Project: Debugging a Sales Data Workflow

Sometimes, things that once worked perfectly suddenly hit a snag. This sales workflow is no exception. The load_and_check() function worked great until the last update. Now, along with new data, there seem to be some issues. You've been asked to check it out!

The load_and_check() function loads the sales.csv dataset and proceeds to do some checks. First, it confirms that the dataset has the desired shape. Next, there are a couple of integrity checks designed to make sure that the data is consistent and that nothing suspicious is happening there.

The sales.csv dataset contains several columns, but you should give special attention to these: Total: The total price, including 5% tax Quantity: Number of products purchased Unit price: Price of each product in USD Tax: 5% tax fee, calculated from the total price Date: Date of the purchase

As you work on fixing the pipeline, try to keep as much of the original code as possible. If you need to change something in the data, create new columns and keep all original ones intact.
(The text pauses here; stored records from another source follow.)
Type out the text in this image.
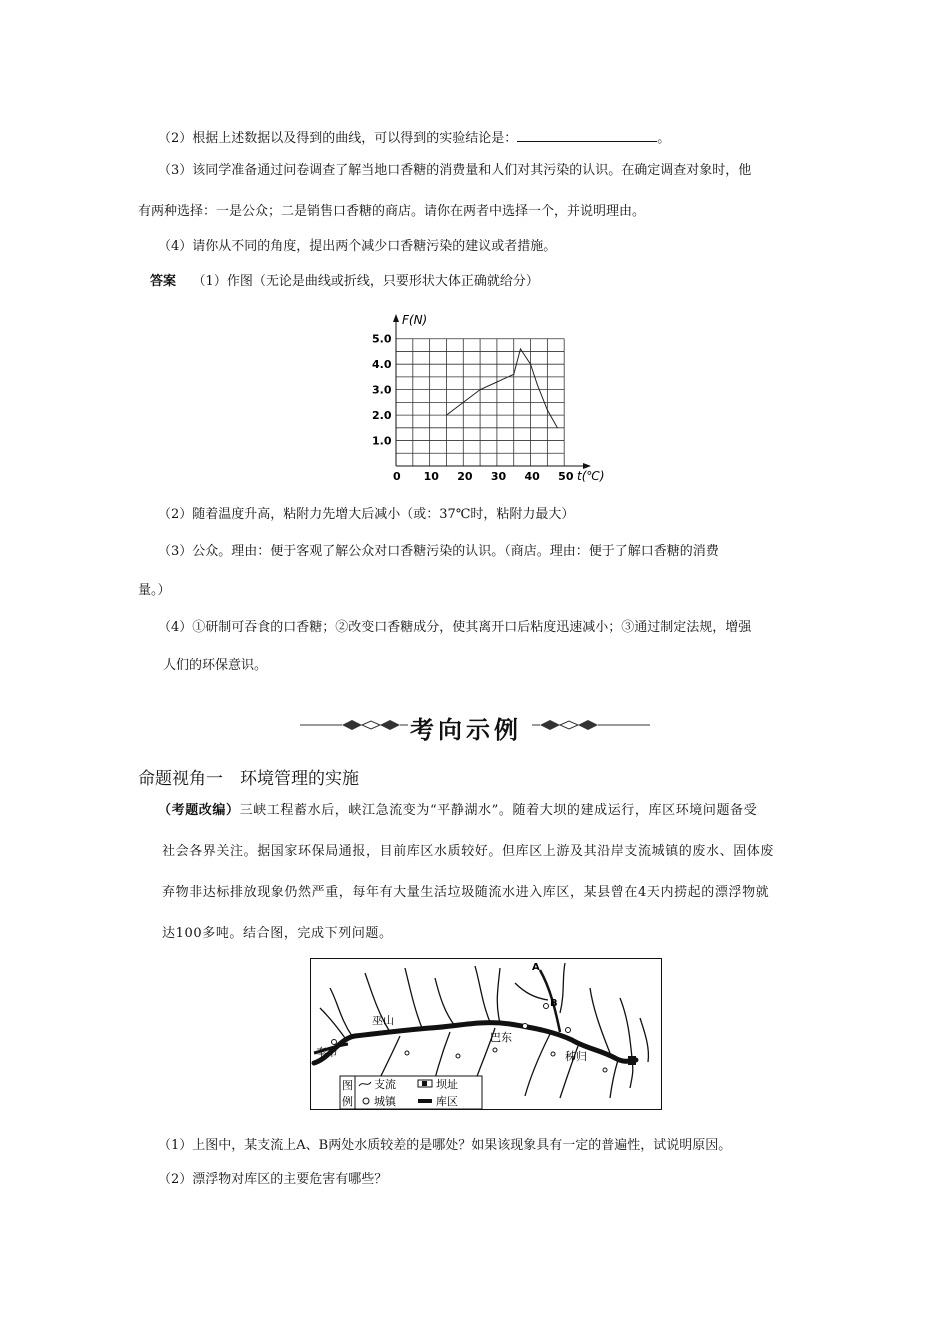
（2）根据上述数据以及得到的曲线，可以得到的实验结论是：	。
（3）该同学准备通过问卷调查了解当地口香糖的消费量和人们对其污染的认识。在确定调查对象时，他
有两种选择：一是公众；二是销售口香糖的商店。请你在两者中选择一个，并说明理由。
（4）请你从不同的角度，提出两个减少口香糖污染的建议或者措施。
答案 （1）作图（无论是曲线或折线，只要形状大体正确就给分）
1.0
2.0
3.0
4.0
5.0
0 10 20 30 40 50
F(N)
t(℃)
（2）随着温度升高，粘附力先增大后减小（或：37℃时，粘附力最大）
（3）公众。理由：便于客观了解公众对口香糖污染的认识。（商店。理由：便于了解口香糖的消费
量。）
（4）①研制可吞食的口香糖；②改变口香糖成分，使其离开口后粘度迅速减小；③通过制定法规，增强
人们的环保意识。
考向示例
命题视角一　环境管理的实施
（考题改编）三峡工程蓄水后，峡江急流变为“平静湖水”。随着大坝的建成运行，库区环境问题备受
社会各界关注。据国家环保局通报，目前库区水质较好。但库区上游及其沿岸支流城镇的废水、固体废
弃物非达标排放现象仍然严重，每年有大量生活垃圾随流水进入库区，某县曾在4天内捞起的漂浮物就
达100多吨。结合图，完成下列问题。
A
B
巫山
巴东
奉节	秭归
图
例
支流	坝址
城镇	库区
（1）上图中，某支流上A、B两处水质较差的是哪处？如果该现象具有一定的普遍性，试说明原因。
（2）漂浮物对库区的主要危害有哪些？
Remember to update the if statements of checks if necessary!

import pandas as pd
import numpy as np

def load_and_check():
    data = pd.read_csv('sales.csv')  
    
    # Step 1: Check the loaded data
    
    # Correct the string to a number
    if data.shape[1] != "17":
        print("Please check that the data was loaded properly, different shape was expected.")
    else:
        print("Data loaded succesfully.")

    # Step 2: Data integrity check
    grouped_data = data.groupby(['Date'])['Total'].agg(['mean', 'std'])
    grouped_data['threshold'] = 3 * grouped_data['std']
    grouped_data['max'] = grouped_data['mean'] + grouped_data.threshold
    grouped_data['min'] = grouped_data[['mean', 'threshold']].apply(lambda row: max(0, row['mean'] - row['threshold']), axis=1)
    data = pd.merge(data, grouped_data, on='Date', how='left')
    data['Condition_1'] = (data['Total'] >= data['min']) & (data['Total'] <= data['max'])
    data['Condition_1'].fillna(False, inplace=True)
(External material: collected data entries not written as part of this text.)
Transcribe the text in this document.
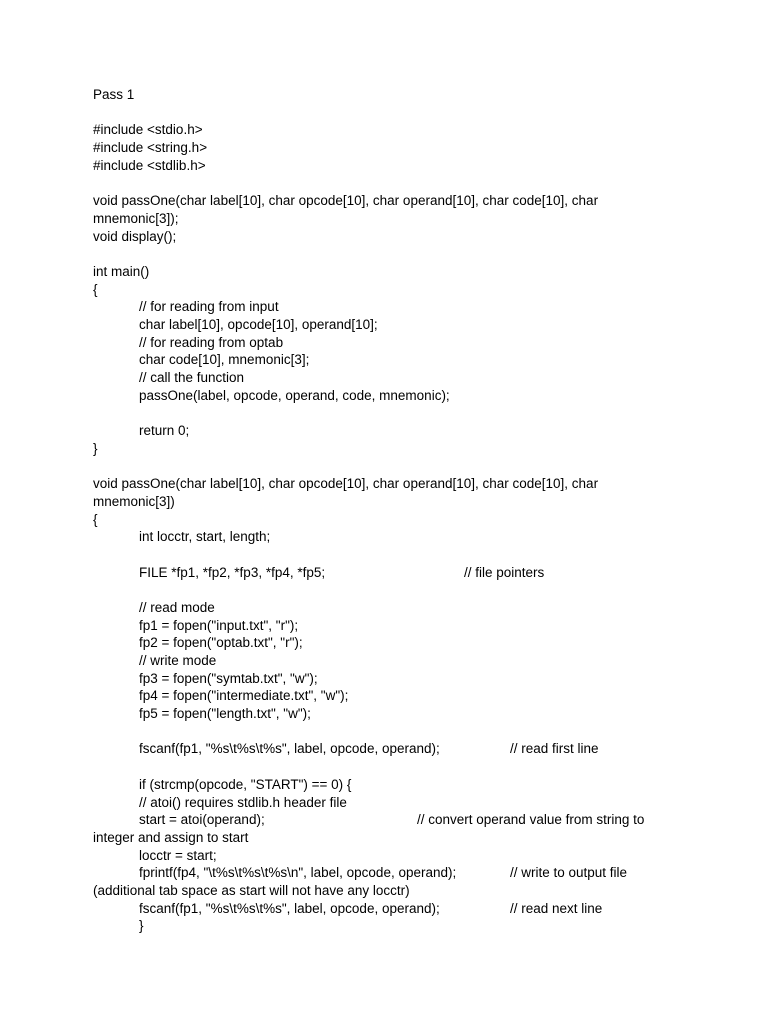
Pass 1
#include <stdio.h>
#include <string.h>
#include <stdlib.h>
void passOne(char label[10], char opcode[10], char operand[10], char code[10], char
mnemonic[3]);
void display();
int main()
{
// for reading from input
char label[10], opcode[10], operand[10];
// for reading from optab
char code[10], mnemonic[3];
// call the function
passOne(label, opcode, operand, code, mnemonic);
return 0;
}
void passOne(char label[10], char opcode[10], char operand[10], char code[10], char
mnemonic[3])
{
int locctr, start, length;
FILE *fp1, *fp2, *fp3, *fp4, *fp5;	// file pointers
// read mode
fp1 = fopen("input.txt", "r");
fp2 = fopen("optab.txt", "r");
// write mode
fp3 = fopen("symtab.txt", "w");
fp4 = fopen("intermediate.txt", "w");
fp5 = fopen("length.txt", "w");
fscanf(fp1, "%s\t%s\t%s", label, opcode, operand);	// read first line
if (strcmp(opcode, "START") == 0) {
// atoi() requires stdlib.h header file
start = atoi(operand);	// convert operand value from string to
integer and assign to start
locctr = start;
fprintf(fp4, "\t%s\t%s\t%s\n", label, opcode, operand);	// write to output file
(additional tab space as start will not have any locctr)
fscanf(fp1, "%s\t%s\t%s", label, opcode, operand);	// read next line
}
    data['Condition_2'] = round(data['Quantity'] * data['Unit price'] + data['Tax'], 1) == round(data['Total'], 1)
    
    # Do any necessary changes below this comment and before the if statement
    # You can change the if statement if you find it necessary
    
    if (data['Condition_1'].sum() != data.shape[0])&(data['Condition_2'].sum() != data.shape[0]):
        print("Something fishy is going on with the data! Better check the pipeline!")
    else: 
        print("Data integrity check was succesful!")
        
    return data

data = load_and_check()

import pandas as pd

def load_and_check():
    data = pd.read_csv('sales.csv')

    # Step 1: Check the loaded data
    expected_columns = ['Total', 'Quantity', 'Unit price', 'Tax', 'Date']
    missing_columns = [col for col in expected_columns if col not in data.columns]

    if missing_columns:
        raise ValueError(f"Missing columns: {missing_columns}")
    else:
        print("Data loaded successfully.")

    # Step 2: Data integrity check
    data['Tax_calculated'] = data['Total'] - (data['Quantity'] * data['Unit price'])
    data['Condition_1'] = (data['Tax_calculated'] == data['Tax'])
    data['Condition_2'] = round(data['Quantity'] * data['Unit price'] + data['Tax'], 2) == round(data['Total'], 2)

    if data['Condition_1'].all() and data['Condition_2'].all():
        print("Data integrity check was successful!")
    else:
        print("Something fishy is going on with the data! Better check the pipeline!")

    return data

data = load_and_check()